I recently experienced a close encounter with a Metrobus – so close, in fact, that the rear panels of my trusty Suzuki Swift were almost completely demolished. Personal transport woes aside, however, as we gear up for the 2010 FIFA World Cup the spotlight continues to fall on public transport. While improvements to the network are to be applauded, can we afford to pay the price of fleets of buses and coaches manned largely by undisciplined drivers, asks NADINE VON MOLTKE?

In South Africa, 2009 was undoubtedly the year of the bus. While many manufacturing industries were hard-hit by the world economic downturn, demand for bus bodies and chassis soared. One reason for this was the introduction of Bus Rapid Transit (BRT) in the country’s major cities. Another was the need to increase the size of luxury and semi-luxury coach fleets in readiness for the FIFA World Cup.

Unfortunately, however, ongoing concerns about poor bus maintenance and inadequate driver training have tended to put a damper on all this excitement. So has the sobering issue of attempts by taxi associations to hijack BRT.

The problem is that bus drivers often drive as dangerously as minibus taxi drivers. Let’s take my relatively minor bumper-bashing as an example. There is absolutely no doubt that the bus driver in question simply did not see me. In those few moments before the accident, I did not exist in the driver’s immediate reality; this despite the fact that I was hooting furiously, mute with horror as the bus inched its massive bulk into my precious car. It was a surreal experience.

I suspect that neither I nor the bus driver understands quite how our too-close-for-comfort encounter happened. For my part, while waiting at a single-lane slipway for the oncoming traffic to cease so I could proceed, a bus pulling up behind me should have been no cause for concern. But when the bus driver began to edge the enormous vehicle next to my car instead of behind it, I did begin to feel a little uncomfortable. Something about the manoeuvre smacked of minibus-taxi-like driver etiquette, which I suppose is why I kept glancing at the bus warily out of the corner of my eye. Somehow, I half-expected its intrepid driver to try overtake me on the right while we both exited the slipway to the left.

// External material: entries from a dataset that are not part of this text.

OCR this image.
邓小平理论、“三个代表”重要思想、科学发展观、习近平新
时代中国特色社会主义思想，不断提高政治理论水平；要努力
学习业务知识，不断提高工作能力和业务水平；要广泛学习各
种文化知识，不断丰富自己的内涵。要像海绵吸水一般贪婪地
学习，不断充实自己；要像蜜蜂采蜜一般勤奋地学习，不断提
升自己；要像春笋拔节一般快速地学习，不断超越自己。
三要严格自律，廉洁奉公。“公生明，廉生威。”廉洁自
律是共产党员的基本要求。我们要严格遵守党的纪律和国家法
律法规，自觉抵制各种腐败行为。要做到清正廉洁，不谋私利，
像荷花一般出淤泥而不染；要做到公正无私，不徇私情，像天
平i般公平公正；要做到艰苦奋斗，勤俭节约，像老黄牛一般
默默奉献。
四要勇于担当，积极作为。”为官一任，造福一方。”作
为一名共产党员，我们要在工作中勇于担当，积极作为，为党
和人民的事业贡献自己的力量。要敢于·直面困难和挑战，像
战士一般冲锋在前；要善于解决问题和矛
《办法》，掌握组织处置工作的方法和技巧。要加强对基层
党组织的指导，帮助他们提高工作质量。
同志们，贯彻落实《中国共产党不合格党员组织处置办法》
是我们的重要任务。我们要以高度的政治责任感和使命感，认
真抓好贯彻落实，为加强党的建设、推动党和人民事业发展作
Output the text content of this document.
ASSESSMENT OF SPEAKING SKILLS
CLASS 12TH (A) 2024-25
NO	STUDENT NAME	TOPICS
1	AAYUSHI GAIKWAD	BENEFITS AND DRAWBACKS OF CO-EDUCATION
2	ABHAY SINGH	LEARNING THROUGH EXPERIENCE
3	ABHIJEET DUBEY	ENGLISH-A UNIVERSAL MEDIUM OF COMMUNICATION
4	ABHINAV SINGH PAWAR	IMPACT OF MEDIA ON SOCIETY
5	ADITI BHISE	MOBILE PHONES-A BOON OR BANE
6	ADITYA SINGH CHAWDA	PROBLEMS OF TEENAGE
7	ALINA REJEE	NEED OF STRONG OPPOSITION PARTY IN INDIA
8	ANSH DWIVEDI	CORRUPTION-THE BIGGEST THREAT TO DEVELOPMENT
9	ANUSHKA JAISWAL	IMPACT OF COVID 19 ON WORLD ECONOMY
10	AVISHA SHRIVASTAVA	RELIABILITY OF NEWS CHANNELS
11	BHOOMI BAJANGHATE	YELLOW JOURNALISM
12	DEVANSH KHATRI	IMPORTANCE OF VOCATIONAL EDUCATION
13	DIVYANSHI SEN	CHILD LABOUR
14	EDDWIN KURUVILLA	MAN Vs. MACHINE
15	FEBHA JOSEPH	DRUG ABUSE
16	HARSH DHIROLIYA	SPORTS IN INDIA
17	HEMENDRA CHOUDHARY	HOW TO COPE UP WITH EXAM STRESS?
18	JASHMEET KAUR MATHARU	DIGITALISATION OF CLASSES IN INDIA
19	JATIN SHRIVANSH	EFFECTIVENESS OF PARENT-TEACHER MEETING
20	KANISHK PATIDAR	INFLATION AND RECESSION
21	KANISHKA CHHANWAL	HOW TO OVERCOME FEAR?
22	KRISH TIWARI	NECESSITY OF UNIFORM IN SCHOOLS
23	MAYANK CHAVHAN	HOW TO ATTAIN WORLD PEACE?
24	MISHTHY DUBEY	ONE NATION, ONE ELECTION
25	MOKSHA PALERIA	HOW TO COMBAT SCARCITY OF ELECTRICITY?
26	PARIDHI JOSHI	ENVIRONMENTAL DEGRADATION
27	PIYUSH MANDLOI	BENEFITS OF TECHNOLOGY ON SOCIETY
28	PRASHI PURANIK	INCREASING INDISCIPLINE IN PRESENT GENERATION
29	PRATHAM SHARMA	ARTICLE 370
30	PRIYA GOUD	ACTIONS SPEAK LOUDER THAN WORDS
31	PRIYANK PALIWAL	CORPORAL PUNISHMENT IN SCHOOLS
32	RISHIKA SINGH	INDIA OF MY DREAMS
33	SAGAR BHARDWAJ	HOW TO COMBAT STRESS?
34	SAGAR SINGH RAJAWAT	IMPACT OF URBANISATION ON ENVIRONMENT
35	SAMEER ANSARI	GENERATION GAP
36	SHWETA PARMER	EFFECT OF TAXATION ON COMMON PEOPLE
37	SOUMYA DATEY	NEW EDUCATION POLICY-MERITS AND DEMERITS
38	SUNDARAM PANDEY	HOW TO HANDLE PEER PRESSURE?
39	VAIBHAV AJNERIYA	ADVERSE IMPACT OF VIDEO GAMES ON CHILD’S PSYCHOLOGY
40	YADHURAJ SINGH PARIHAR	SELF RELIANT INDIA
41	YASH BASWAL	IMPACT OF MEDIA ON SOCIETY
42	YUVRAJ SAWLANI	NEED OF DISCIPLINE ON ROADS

It was because I was already watching the bus that I noticed it inching impatiently forward while waiting for the traffic lights to change and the oncoming vehicles to stop. Naturally, I immediately starting hooting. I was still hooting as I watched the bus drive into my car.

Metrobus has been very cooperative in helping me report the accident to its brokers. Apparently I can expect 100% recovery for my insurance provider. No one was hurt (the encounter occurred at less-than-walking pace, after all) and I suppose I have to admit that besides the inconvenience it could all have been a lot worse.

The trouble is, I’ve always believed that bus drivers should be better than other drivers on the road. After all, these are men and women to whom hundreds of thousands of ordinary South Africans entrust their lives on a daily basis. Surely they should be above squashing little cars?

What if BRT drivers behave the same way? Part of the solution to the problem of local, irregulated public transport is the strict controls offered by the BRT system. Taxi owners and drivers are notorious for poor vehicle maintenance and dangerous driving practices but it is expected that once they join BRT, their wayward habits will be curbed. Is this a realistic expectation?

If BRT in particular and the bus network in general are to provide safe, reliable public transport, the authorities concerned need to ensure that the service is tightly regulated and that its drivers operate according to strict guidelines. Based on recent bus statistics – from the continuous impounding of Roadlink buses to the almost kamikaze-like attitude of many bus drivers on the road – I can’t help wondering: are the so-called regulated bus operators and drivers really any better than taxis, and what is to become of our new public transport system if they are not?